Ravel’s Le Tombeau de Couperin is a Baroque-chiselled monument both to the music of France’s grand siècle and to the composer’s friends and colleagues killed in the First World War. Under Gabel’s assured direction, the BBC SO fully realised the work’s architectural formality, from the rippling Prelude to the final jaunty Rigaudon. The emphasis on restraint did, though, make the Forlane sound like a hemmed-in period piece rather than the cheeky impersonator of the ‘immoral’ tango which Ravel had intended.
The new work – and a world premiere at that – was Richard Dubugnon’s piano concerto, Klaveriana. Inspired to an extent by Schumann’s mercurial Kreisleriana, the work plays on the antics of the solo instrument in a traditional slow-fast-slow concerto structure. Noriko Ogawa replaced an ill Kathryn Stott but appeared fully confident in the opening Allegro’s rush of keyboard acrobatics. Somewhat reminiscent of Prokofiev, the movement gave way to a second-movement Sicilienne – a lyrical, atmospheric interlude with clear echoes of Ravel and Dutilleux – two of the Swiss-born Dubugnon’s musical heroes. The effects of the celesta (played by Elizabeth Burley) as an accompaniment or in contrast to the piano added depth and diversity ahead of a final Allegro full of Gershwin- and Bernstein-style panache.
The second half of the concert opened with one of Zoltán Kodály’s better-known works: the suite from his 1926 ‘song-play’ Háry János. The orchestral episodes, which concern the adventures – real and imagined – of the eponymous soldier and adventurer, are a little over-long, and some of the music is mere narrative signposting. Nevertheless, the celebrated Intermezzo was played with authentic folksy tang, aided by Edward Cervenka on cimbalom. The preceding Viennese Musical Clock and Song movements also contained plenty of characterisation and melodic charm.
If Napoleon Bonaparte takes centre stage in the fantasies of Háry János, then he is an overbearing but invisible presence in Prokofiev’s opera War and Peace.

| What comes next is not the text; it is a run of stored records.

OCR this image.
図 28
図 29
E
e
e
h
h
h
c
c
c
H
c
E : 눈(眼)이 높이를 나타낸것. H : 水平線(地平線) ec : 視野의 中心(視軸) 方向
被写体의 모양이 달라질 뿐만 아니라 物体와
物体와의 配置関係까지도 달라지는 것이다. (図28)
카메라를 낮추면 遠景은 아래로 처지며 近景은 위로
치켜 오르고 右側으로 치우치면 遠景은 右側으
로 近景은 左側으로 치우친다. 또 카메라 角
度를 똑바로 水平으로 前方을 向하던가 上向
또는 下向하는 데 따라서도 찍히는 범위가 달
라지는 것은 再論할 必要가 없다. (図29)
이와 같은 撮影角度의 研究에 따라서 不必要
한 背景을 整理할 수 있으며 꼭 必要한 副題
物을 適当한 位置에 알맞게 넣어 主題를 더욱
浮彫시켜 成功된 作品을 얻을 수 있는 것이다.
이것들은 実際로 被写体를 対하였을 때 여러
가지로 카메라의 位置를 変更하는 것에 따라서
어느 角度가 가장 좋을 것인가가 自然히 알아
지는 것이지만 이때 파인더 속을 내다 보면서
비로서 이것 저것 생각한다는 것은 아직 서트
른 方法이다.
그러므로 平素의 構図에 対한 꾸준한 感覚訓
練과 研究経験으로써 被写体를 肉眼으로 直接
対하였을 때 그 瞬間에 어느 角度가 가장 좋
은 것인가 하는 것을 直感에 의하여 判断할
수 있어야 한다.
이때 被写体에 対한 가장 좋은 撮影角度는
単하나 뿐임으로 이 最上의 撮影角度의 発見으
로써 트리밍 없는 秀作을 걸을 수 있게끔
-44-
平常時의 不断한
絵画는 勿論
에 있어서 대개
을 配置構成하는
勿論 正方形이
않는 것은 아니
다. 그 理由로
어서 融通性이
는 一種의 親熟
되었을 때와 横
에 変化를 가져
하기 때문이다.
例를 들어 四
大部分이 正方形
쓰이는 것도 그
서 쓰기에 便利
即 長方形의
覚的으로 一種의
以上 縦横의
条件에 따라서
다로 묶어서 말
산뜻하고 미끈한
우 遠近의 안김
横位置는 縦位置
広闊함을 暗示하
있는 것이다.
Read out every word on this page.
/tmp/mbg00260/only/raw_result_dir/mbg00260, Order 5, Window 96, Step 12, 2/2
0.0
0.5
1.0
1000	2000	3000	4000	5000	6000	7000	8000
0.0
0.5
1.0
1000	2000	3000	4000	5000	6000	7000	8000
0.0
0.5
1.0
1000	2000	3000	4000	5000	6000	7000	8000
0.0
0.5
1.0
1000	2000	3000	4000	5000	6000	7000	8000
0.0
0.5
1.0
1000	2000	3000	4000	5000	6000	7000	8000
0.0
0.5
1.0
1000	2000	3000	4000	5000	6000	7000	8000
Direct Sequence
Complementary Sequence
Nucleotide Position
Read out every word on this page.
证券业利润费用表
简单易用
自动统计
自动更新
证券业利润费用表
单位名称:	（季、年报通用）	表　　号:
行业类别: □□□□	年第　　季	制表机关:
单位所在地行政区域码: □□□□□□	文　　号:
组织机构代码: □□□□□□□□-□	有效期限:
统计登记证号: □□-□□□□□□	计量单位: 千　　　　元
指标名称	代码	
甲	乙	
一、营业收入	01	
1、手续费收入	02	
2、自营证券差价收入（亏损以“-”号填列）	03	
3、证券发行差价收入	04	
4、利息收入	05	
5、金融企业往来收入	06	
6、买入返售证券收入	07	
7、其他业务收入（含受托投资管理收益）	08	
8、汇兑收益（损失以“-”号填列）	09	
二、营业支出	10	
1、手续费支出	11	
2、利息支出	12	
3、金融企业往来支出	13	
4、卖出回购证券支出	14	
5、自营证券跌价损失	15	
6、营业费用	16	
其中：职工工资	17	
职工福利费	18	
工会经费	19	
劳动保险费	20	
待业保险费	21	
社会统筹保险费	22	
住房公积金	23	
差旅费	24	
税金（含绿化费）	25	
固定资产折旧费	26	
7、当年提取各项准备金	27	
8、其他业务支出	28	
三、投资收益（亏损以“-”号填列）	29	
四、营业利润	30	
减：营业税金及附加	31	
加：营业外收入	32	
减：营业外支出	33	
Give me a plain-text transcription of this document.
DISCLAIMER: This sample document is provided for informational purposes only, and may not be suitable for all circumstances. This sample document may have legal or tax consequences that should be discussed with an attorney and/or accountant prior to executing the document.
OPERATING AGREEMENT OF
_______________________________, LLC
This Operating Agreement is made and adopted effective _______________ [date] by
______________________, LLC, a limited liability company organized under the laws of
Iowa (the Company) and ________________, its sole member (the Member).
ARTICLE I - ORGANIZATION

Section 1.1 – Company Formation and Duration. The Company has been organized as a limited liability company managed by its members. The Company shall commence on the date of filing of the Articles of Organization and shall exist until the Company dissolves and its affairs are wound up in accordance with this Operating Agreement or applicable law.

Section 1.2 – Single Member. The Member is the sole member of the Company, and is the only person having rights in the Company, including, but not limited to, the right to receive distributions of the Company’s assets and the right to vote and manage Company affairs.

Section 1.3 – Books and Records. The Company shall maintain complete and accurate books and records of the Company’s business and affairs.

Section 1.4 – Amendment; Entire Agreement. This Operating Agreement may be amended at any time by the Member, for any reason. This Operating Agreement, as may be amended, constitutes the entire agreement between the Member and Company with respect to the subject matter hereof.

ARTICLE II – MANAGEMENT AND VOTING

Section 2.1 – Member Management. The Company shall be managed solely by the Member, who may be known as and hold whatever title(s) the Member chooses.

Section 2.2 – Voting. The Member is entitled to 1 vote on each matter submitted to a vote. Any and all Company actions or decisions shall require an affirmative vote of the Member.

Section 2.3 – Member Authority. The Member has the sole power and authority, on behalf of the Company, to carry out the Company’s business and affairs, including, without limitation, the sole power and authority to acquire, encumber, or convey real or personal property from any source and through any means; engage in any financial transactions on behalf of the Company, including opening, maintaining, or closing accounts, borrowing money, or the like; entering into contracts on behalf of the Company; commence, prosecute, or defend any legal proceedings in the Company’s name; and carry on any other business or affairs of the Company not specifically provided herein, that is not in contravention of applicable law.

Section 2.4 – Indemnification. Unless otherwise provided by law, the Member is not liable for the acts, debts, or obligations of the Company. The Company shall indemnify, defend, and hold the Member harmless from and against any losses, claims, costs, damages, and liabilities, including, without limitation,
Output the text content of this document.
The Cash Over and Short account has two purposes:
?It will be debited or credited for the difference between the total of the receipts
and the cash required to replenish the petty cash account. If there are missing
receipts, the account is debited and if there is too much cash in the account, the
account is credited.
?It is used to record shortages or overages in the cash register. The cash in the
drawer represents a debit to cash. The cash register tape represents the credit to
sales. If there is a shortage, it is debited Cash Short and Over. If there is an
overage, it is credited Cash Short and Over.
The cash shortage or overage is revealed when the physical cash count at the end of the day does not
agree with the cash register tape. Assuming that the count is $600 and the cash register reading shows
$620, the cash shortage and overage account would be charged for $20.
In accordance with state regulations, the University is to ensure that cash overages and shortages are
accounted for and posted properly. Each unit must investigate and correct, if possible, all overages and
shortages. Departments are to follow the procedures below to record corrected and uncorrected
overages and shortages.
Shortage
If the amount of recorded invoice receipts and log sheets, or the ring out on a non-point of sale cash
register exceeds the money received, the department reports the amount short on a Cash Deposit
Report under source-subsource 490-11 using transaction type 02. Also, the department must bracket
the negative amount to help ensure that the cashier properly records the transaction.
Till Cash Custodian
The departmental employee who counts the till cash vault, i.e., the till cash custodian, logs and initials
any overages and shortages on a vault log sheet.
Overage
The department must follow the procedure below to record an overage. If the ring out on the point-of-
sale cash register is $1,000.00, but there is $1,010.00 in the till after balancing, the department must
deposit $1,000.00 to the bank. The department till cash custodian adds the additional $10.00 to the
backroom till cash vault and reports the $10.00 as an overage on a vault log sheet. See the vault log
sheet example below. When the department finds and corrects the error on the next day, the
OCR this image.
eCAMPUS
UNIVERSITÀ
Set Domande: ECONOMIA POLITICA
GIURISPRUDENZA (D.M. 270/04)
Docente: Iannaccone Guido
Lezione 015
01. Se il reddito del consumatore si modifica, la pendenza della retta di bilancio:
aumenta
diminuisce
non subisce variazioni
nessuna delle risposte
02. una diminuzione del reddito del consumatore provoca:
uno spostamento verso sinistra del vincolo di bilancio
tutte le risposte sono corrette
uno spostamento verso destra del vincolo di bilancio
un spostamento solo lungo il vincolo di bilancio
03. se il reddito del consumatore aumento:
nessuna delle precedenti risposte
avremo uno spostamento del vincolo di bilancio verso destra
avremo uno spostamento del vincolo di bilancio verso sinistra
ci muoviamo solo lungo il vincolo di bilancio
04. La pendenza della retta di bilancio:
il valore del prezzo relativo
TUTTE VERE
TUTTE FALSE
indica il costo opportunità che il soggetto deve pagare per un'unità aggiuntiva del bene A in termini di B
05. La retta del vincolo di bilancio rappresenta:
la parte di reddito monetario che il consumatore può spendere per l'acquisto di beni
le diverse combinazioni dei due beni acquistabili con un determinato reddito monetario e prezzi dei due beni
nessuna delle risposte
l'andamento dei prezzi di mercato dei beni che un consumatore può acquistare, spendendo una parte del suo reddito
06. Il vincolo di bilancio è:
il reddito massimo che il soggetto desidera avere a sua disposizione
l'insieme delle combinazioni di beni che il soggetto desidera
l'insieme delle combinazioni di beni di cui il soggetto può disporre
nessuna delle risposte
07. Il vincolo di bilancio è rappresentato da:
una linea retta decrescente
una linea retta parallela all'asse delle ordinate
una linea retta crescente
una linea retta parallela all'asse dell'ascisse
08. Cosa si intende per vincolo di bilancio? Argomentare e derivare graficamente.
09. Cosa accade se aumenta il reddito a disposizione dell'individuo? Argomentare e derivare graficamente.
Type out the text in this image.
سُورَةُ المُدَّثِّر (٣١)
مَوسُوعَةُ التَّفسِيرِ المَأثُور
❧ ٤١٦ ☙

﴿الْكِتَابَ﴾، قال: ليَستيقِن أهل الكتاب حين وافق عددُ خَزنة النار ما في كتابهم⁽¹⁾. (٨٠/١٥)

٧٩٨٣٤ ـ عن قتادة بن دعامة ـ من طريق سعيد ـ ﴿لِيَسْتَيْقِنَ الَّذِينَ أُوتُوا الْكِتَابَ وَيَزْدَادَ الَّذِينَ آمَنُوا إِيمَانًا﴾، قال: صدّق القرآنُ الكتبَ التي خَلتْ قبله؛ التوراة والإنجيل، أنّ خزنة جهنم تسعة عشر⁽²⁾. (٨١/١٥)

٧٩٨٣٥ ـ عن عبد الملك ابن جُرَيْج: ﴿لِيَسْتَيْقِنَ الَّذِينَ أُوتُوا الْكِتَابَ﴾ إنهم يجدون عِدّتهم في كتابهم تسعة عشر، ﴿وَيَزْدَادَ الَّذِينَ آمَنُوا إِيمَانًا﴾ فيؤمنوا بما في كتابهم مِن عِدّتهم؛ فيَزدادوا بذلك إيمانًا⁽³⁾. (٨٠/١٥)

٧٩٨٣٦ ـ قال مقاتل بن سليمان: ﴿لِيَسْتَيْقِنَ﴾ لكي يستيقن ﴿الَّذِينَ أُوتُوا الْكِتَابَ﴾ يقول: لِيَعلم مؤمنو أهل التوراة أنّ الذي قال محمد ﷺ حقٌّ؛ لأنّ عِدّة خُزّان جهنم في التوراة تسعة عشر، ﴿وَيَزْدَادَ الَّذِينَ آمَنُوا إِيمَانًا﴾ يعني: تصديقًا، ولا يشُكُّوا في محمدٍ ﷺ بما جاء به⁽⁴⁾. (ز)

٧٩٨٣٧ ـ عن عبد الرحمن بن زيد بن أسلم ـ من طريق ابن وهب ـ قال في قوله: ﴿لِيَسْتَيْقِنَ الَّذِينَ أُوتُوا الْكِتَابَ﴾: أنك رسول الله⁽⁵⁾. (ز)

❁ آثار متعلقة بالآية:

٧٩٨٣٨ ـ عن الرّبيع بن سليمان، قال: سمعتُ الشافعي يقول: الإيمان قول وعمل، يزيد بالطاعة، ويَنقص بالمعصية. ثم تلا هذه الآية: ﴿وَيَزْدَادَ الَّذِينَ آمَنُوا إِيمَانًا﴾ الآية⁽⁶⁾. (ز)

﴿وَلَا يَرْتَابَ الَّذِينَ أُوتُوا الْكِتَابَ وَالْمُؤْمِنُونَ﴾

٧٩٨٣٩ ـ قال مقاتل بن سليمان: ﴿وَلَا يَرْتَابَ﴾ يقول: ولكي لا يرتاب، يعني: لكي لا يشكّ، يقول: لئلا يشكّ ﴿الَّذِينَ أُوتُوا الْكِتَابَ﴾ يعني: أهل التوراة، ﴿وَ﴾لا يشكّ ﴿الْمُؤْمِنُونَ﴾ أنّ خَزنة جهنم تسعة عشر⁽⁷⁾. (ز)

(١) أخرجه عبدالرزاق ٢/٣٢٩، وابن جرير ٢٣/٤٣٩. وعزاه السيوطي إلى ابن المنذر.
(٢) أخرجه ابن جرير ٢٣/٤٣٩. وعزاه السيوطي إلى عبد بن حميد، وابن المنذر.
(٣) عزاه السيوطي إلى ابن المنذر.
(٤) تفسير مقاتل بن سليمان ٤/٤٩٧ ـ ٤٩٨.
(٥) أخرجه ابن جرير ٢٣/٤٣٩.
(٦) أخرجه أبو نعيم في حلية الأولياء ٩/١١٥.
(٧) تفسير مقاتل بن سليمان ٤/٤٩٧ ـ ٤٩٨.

This long and unwieldy work, dating from the Second World War, is an awkward one to stage and is rarely mounted. In the orchestral suite arranged by Christopher Palmer in 1988 we get many of the ‘best bits’, such as the ballroom scene Waltz and Mazurka, and a mini tone poem in the form of the ‘May Night’ Intermezzo. The final Snowstorm, Battle and Victory are unashamedly cinematic – not surprising, given Prokoviev’s earlier work with Sergei Eisentein, but they provided a rousing and colourful end to the evening.